In the first book of the Ethics, Aristotle mentions that “one
swallow does not make a spring.” This means that a moment of happiness doesn’t
give a person a life time of happiness. In Book
One of Nicomachean Ethics,
Aristotle talks about the good and how humans aim for what is considered good.
Also, it states that happiness is the supreme good and that there are different
ways the people define achieving happiness. In Book One Aristotle states, “… for there are three favored lives-
the lives of gratification, of political activity, and, third, of study.”
(Nicomachean Ethics Pg. 312, Book 4). Happiness is considered the supreme good
because happiness is considered as a whole and not a brief moment of it. Being
able to perform well in a function doesn’t define happiness but the person’s
life need to be examined as a whole to see if they have achieved happiness or
not. In Book Two, Aristotle talks
about virtue and how it pertains to happiness because Aristotle calls happiness
an activity, how we act. Virtue is a person’s inherent qualities. So, virtue is
the act that such a way leads a happy life. Without virtue, happiness cannot be
guaranteed. Aristotle also mentions that virtue is something that is learned
through habit. As stated, “Thus the virtues arise in us neither by nature nor
against nature. Rather, we are y nature able to acquire them, and reach put
complete perfection through habit.” (Nicomachean Ethics Pg. 317, Book 2). In Book Ten, Aristotle talks about how pleasure
is another quality needed to achieve happiness. Pleasure is not a process and
doesn’t need to be placed in through a period of time but needs to be
accompanied with our senses or mind when they are working at their best.

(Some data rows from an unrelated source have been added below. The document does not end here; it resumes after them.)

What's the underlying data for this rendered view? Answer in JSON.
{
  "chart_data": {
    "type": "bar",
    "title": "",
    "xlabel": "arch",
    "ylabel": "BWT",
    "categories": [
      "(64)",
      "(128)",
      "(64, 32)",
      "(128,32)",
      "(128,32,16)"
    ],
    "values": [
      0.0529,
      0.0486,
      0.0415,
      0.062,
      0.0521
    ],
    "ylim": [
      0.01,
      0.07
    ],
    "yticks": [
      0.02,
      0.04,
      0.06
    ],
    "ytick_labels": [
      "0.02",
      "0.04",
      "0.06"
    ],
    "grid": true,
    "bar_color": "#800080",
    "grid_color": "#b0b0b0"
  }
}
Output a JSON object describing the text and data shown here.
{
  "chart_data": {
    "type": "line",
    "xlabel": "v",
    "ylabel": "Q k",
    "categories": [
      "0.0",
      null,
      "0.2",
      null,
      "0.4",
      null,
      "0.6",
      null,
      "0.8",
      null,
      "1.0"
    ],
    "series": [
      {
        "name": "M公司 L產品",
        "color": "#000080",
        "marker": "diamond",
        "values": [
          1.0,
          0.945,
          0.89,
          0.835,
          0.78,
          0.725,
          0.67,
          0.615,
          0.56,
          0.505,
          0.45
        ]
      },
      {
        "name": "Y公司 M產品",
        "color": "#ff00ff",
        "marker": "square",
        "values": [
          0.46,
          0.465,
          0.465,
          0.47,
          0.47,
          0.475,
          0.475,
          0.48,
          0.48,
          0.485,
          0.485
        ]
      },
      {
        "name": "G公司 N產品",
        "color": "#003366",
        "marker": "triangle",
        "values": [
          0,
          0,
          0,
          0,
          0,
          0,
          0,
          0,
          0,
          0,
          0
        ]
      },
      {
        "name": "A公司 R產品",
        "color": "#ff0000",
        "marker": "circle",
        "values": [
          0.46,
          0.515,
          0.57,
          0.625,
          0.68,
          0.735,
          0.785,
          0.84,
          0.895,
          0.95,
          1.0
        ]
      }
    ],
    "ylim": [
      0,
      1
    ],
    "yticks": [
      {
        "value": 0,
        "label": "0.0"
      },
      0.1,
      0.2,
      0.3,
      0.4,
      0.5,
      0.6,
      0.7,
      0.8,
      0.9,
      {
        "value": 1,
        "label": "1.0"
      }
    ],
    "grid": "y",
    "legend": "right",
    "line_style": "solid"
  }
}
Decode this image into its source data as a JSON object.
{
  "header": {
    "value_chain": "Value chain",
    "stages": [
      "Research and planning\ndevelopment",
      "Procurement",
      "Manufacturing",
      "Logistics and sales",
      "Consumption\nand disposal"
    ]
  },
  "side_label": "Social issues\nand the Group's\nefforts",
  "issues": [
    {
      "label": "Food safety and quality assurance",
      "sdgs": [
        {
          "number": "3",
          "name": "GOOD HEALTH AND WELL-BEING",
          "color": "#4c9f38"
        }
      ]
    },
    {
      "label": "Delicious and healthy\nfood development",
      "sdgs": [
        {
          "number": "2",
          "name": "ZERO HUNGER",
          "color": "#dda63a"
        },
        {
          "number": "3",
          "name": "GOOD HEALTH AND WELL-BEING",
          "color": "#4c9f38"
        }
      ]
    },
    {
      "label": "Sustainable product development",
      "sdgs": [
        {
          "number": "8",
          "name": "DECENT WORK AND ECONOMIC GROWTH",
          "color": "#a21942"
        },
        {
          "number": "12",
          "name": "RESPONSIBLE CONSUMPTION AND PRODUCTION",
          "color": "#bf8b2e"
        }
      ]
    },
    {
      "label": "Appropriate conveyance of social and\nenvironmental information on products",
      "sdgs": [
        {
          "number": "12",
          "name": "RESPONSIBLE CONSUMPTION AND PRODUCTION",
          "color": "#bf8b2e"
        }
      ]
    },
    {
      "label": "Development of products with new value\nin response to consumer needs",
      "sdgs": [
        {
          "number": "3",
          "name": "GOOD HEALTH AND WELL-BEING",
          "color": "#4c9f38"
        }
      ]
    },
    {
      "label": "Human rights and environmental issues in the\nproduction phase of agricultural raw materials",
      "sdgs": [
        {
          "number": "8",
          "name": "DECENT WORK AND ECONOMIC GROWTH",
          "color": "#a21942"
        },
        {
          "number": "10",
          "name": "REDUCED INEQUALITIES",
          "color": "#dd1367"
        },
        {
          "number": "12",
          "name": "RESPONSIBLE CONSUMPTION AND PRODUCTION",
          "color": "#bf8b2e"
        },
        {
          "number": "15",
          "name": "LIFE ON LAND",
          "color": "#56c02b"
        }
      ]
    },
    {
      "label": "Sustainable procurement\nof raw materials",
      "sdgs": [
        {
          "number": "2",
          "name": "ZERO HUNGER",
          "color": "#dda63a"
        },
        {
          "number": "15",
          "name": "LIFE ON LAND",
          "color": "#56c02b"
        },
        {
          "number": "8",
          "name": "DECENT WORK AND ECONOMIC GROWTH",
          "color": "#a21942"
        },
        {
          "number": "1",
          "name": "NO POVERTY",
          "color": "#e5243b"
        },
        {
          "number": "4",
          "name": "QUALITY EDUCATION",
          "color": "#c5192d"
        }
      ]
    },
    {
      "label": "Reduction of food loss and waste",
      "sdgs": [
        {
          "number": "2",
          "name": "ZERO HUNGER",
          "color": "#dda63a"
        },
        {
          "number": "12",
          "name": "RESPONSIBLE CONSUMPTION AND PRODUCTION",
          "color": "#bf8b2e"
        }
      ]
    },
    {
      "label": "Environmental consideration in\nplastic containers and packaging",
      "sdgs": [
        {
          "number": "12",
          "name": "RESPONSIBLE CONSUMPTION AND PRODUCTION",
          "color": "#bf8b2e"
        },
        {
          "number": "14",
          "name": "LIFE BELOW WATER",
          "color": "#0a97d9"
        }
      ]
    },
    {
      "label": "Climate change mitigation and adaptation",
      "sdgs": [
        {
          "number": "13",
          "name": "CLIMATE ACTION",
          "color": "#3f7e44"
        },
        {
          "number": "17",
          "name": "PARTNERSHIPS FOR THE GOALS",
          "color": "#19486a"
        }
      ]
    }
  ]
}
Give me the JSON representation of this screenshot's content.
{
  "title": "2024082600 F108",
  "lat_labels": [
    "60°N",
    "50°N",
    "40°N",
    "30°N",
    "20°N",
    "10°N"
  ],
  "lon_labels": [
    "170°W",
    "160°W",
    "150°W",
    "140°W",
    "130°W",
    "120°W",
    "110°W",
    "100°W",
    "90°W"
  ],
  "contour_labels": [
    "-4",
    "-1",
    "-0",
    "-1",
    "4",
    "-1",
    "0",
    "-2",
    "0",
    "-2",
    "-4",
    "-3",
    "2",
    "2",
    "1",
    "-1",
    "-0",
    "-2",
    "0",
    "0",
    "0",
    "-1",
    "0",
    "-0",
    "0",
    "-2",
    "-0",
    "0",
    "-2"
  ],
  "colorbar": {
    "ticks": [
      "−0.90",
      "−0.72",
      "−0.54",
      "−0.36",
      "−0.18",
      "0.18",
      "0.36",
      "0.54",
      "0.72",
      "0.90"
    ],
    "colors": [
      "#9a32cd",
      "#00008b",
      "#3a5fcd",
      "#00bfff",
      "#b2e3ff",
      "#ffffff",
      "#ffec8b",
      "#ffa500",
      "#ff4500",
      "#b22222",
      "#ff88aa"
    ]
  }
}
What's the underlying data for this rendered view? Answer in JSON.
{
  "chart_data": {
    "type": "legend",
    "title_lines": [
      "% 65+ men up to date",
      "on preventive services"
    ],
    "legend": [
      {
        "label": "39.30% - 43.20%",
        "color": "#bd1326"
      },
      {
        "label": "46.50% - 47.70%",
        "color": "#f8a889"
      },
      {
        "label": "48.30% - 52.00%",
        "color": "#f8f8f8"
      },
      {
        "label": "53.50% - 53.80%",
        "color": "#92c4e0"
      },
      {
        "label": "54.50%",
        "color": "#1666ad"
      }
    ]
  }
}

Pleasure allows for the activities that the person to be doing to be better and
perfected, thus making it an essential part of a person’s life. It is also
believed that pleasure is mixed with happiness since all activities can be
fulfilled with both. Aristotle explains, “We think pleasure must be mixed into
happiness; and it is agreed that the activity expressing wisdom is the pleasant
of the activities expressing virtue.” (Nicomachean Ethics Pg. 339, Book 10). For
Aristotle, happiness is our highest goal and it’s achieved with the ideas of
the good, virtue, and pleasure as mentioned in Book One, Two, and Ten.